Key Terms:
Protocol, Transmission Control Protocol (TCP), Internet Protocol (IP), Switching, HyperText Transfer Protocol (HTTP), HTTP request-response cycle, Header, Payload.
As a developing web developer, I want to understand the structural elements of the web. The web does not work exactly like the rest of the world; it is de-centralized/distributed, works at roughly the speed of light, and in its infancy felt like witchcraft. I've taken it for granted for many years, but now learning how it works, it feels like magic all over again. But magical is often synonymous with incomprehensible, so rather than remain mystified, let's break down how this stuff actually works.
I think we'll find that breaking things down into their fundamental elements–don’t worry, I'm not going to talk about binary–we’ll find the architecture of the web to be fairly straightforward. It won't remove the magic from the music, but, I hope, like understanding music theory, will add a background layer of intellectual excitement to the experience of thinking about the structure of our collective human consciousness that is the web.
First, some definitions:
What is Packet Switching?
Packet switching is one mode of transmitting data. In contrast, phone networks use a different means of data transmission called circuit switching. In packet switching, the way in which information is transferred is in small packets of data. Packets make their way across the web, from client to server and vice versa. Usually a packet’s size will be between 1-1.5 kilobytes (1,000-1,500 bytes). By dividing information into these nice little kilobyte-sized portions, the web can eat up our data without choking and gasping for air. Packet switching makes information transfer more reliable.
Here is a helpful gif to illustrate how packet switching works:
What is a protocol?
In telecommunication, a communication protocol is a set of rules, syntax, and other fundamental decisions that standardize and dictate information exchange between two or more parties.

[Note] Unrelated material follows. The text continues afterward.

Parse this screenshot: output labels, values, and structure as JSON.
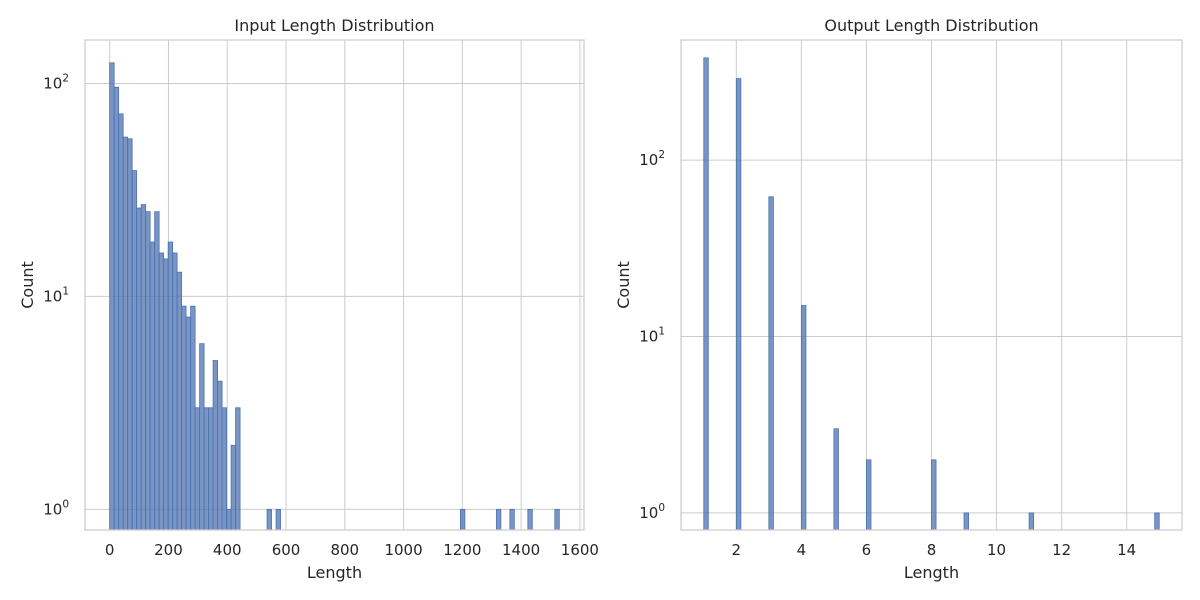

What are the main protocols we should know to understand information transmission on the web?
TCP stands for Transmission Control Protocol. IP stands for Internet Protocol. These protocols work together and are often referred to collectively as TCP/IP.
TCP/IP was constructed to transmit packets and is thus known as a packet switching technology. Packets need a header to specify their origin and destination as well as the actual data they are conveying. If packets are like a letter, where the header is the address that anyone can see on the outside of the envelope, and the data is the letter enclosed in the envelope, then TCP/IP is like the postal service that accepts it from the sender and does its best to get it to the receiver.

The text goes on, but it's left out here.